According to a popular saying, there are four basic food groups: milk chocolate, dark chocolate, white chocolate and chocolate truffles.

Whether or not you subscribe to this sugarcoated view of nutrition, make no mistake: Chocolate can not only win hearts this Valentine's Day, but there's evidence to suggest that it may help mend them too.

Dark and sweet, chocolate was once reserved for the royal and the very rich. Today, chocolate is often comfort food for the masses. Americans consume an estimated 11 pounds of chocolate (more than 26,000 calories) per year, according to a study published in the American Journal of Clinical Nutrition.

Popular, of course, doesn't necessarily mean nutritious. "Chocolate is not a health food," said Jeffrey Blumberg, director of the Antioxidants Research Laboratory at the Jean Mayer USDA Human Nutrition Research Center on Aging at Tufts University. "Broccoli, yes, you can eat all you want. Dark chocolate, I can't say that about."

Even so, Blumberg noted that his lab and others have found tantalizing evidence that the ingredients in dark chocolate can help promote healthier hearts, reduce the risk of some types of cancer, improve insulin sensitivity and control blood pressure.

"The whole thinking about chocolate has changed through the years," said Penny Kris-Etherton, professor of nutrition at Penn State. "At one point, we thought it had no adverse effects because it didn't raise blood cholesterol levels, but now we understand that it has beneficial effects."

The promise of such health benefits has prompted one major chocolate manufacturer to set up a small pharmaceutical company to explore turning chocolate's ingredients into a drug. The effects come from plant-based substances known as flavonoids that are also found in green tea and in red wine.

The darker the chocolate, the more flavonoids it generally contains, "although that's not a guarantee," Blumberg noted. Chocolate containing 70 percent or higher of cacao seems to pack the most flavonoids

Studies show that these flavonoids lower blood pressure in people with hypertension and can keep it low in healthy individuals. On the remote Ailigandi Island off the coast of Panama, the Kuna Indians eat a diet rich in fish and fruit. Unlike many indigenous people, their meals also contain enough sodium to rival the diets of their countrymen living in developed areas. But the Kuna sidestep an age-related rise in blood pressure that occurs worldwide.

How? Scientists ascribe it to their practice of sipping five or more cups daily of a cocoa beverage.

Until about 100 years ago, sipping was pretty much the only way chocolate was consumed, according to Beth Kimmerle, author of "Chocolate: The Sweet History." That practice changed around the turn of the 20th century when Pennsylvania candy maker Milton Hershey and European chocolatiers figured out how to mass produce chocolate bars.

The heart of the matter

Whether dark chocolate is consumed as a beverage or a bar, it can also help prevent platelets from clumping in blood, clumping that helps set the stage for heart attacks and strokes. Chocolate improves vascular reactivity -- the ability of blood vessels to dilate when stressed and a key factor in reducing risk of heart disease -- in both "healthy people and people with heart disease," Blumberg said.
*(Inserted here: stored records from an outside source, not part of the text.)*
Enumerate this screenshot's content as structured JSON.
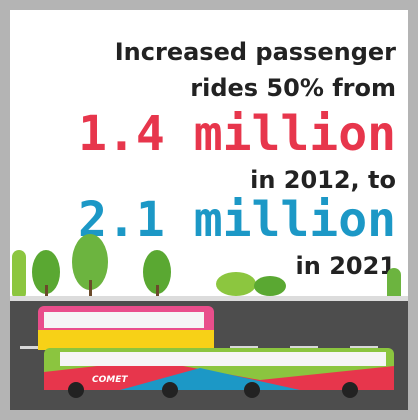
{
  "headline": {
    "line1": "Increased passenger",
    "line2": "rides 50% from",
    "figure1": "1.4 million",
    "line3": "in 2012, to",
    "figure2": "2.1 million",
    "line4": "in 2021"
  },
  "bus": {
    "label": "COMET"
  }
}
Recent studies also point to a possible role for chocolate flavonoids in prevention of breast and prostate cancer and in improving blood flow to the brain -- a finding that hints at protection against Alzheimer's disease and other forms of age-related dementia.

Just don't look for those benefits from either white chocolate, Dutch cocoa or milk chocolate. All are either low in flavonoids or devoid of them.

And, of course, even dark chocolate has some downsides. In January, Australian researchers reported in the American Journal of Clinical Nutrition that women 70 to 85 who consumed chocolate daily had lower bone density -- linked to fractures -- and strength than their counterparts who ate less chocolate.

Plus, with about 150 calories per ounce, "chocolate is high in calories and fairly high in fat," noted Dennis A. Savaiano, professor of foods and nutrition at Purdue University. Much of that fat is healthy, but chocolate also packs a fair amount of unhealthful saturated fat.

"No one is suggesting that you go out and eat three servings daily of chocolate or even two," Savaiano said. "But if you're going to have some candy, it seems to me that dark chocolate is among the best choices and, in moderation, it can be part of a heart-healthy strategy."